No not Citadel or Virtu….

The Securities and Exchange Commission (SEC) filed a lawsuit against Briargate Trading and its co-founder Eric Oscher for allegedly practicing a manipulative trading scheme called “spoofing.”

Spoofing Featured spoofing

The securities regulator explained that in spoofing, a trader places a sham order (spoof) that he or she does not intend to execute, on one side of the market. The non-bonafide buy or sell orders create a false picture that there is an interest in a stock, which offer result to a price change.

The trader will then take advantage of the price change and place a true order on the opposite side of the market. The trader cancels the open, sham orders after executing the bona fide orders,

“Spoofing is an illegal tactic where traders place fake orders to trick others into trading at inflated or depressed prices. Today’s action shows our ongoing resolve to prevent all forms of market manipulation,” said Andrew M. Calamari, regional director of the SEC, New York office.

Allegations against Briargate Trading, Mr. Oscher

In its investigation, the SEC found that Briargate Trading and Mr. Oscher engaged in spoofing from October 2011 until September 2012.

The SEC found the Mr. Oscher focused its spoofing activities on equities listed on the New York Stock Exchange (NYSE). He used his Briargate account to place multiple, large, non-bona fide orders on the NYSE before its trading opened at 9:30 AM. The non-bona fide orders affected the perception of the market regarding the demand and prices of the stocks he spoofed.

According to the Commission, Mr. Oscher took advantage of the price movement in the spoofed stocks by placing real orders on the opposite site of the market to exchanges that opened before the NYSE. He canceled the sham orders before the NYSE opened and unwound the stakes he acquired on other exchanges.

The SEC found that Briargate Trading and Mr. Oscher profited approximately $525,000 from spoofing securities.

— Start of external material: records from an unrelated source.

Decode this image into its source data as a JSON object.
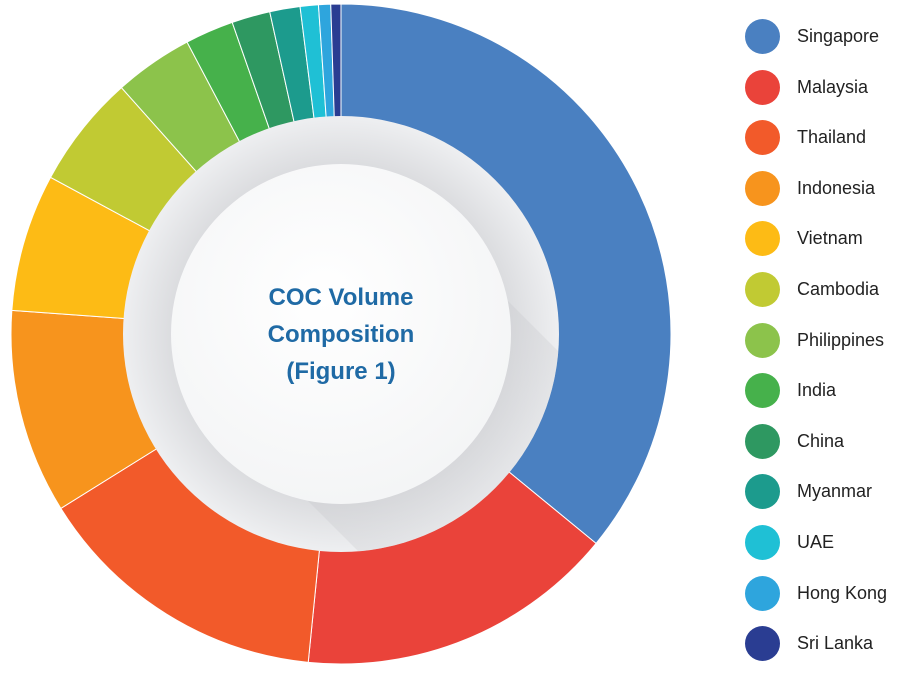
{
  "chart_data": {
    "type": "pie",
    "donut": true,
    "title_lines": [
      "COC Volume",
      "Composition",
      "(Figure 1)"
    ],
    "title_color": "#1f6aa5",
    "legend_position": "right",
    "slices": [
      {
        "label": "Singapore",
        "value": 36.3,
        "color": "#4a80c1"
      },
      {
        "label": "Malaysia",
        "value": 15.8,
        "color": "#ea433a"
      },
      {
        "label": "Thailand",
        "value": 14.7,
        "color": "#f25a2a"
      },
      {
        "label": "Indonesia",
        "value": 10.1,
        "color": "#f7941d"
      },
      {
        "label": "Vietnam",
        "value": 6.8,
        "color": "#fdbb15"
      },
      {
        "label": "Cambodia",
        "value": 5.6,
        "color": "#c1ca33"
      },
      {
        "label": "Philippines",
        "value": 3.9,
        "color": "#8cc34b"
      },
      {
        "label": "India",
        "value": 2.4,
        "color": "#46b14b"
      },
      {
        "label": "China",
        "value": 1.9,
        "color": "#2e9861"
      },
      {
        "label": "Myanmar",
        "value": 1.5,
        "color": "#1c9b8d"
      },
      {
        "label": "UAE",
        "value": 0.9,
        "color": "#1fc0d5"
      },
      {
        "label": "Hong Kong",
        "value": 0.6,
        "color": "#2ea5dd"
      },
      {
        "label": "Sri Lanka",
        "value": 0.5,
        "color": "#2a3d92"
      }
    ]
  }
}
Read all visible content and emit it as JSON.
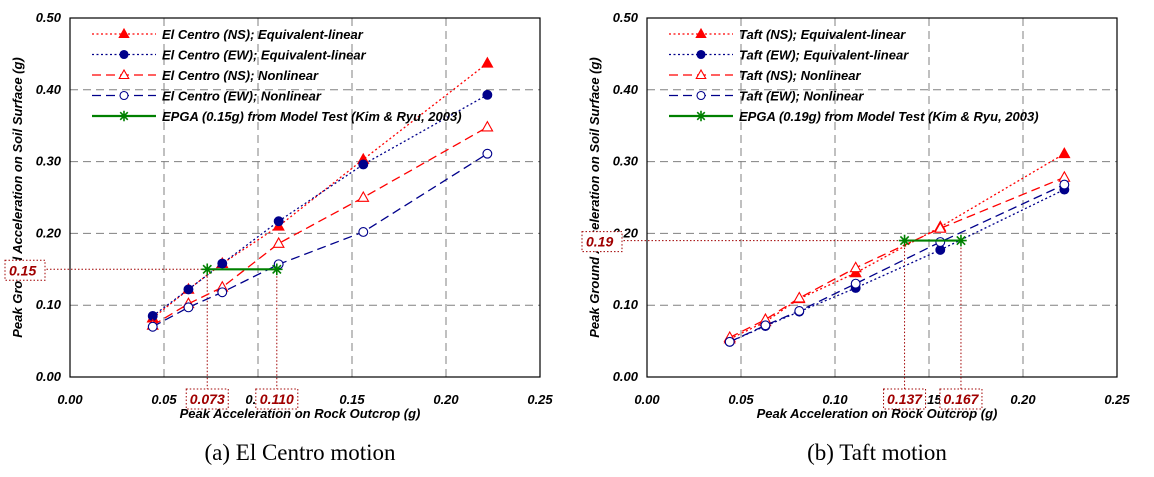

Briargate Trading, Mr. Orscher to pay $1 million to settle SEC charges

According to the SEC, Briargate Trading and its co-founder violated the anti-fraud provisions of the federal securities laws and a related SEC antifraud rule. The Commission ordered Mr. Orscher and its firm to cease and desist from causing or doing any future violations of the securities laws.

Mr. Orscher and Briargate Trading agreed to pay more than $1 million to settle SEC charges. The settlement includes $525,000 disgorgement of ill-gotten profits and $37,842.32 prejudgment interest.

Briargate Trading also agreed to pay a civil penalty of $350,000 and Oscher agreed to pay a civil penalty of $150,000.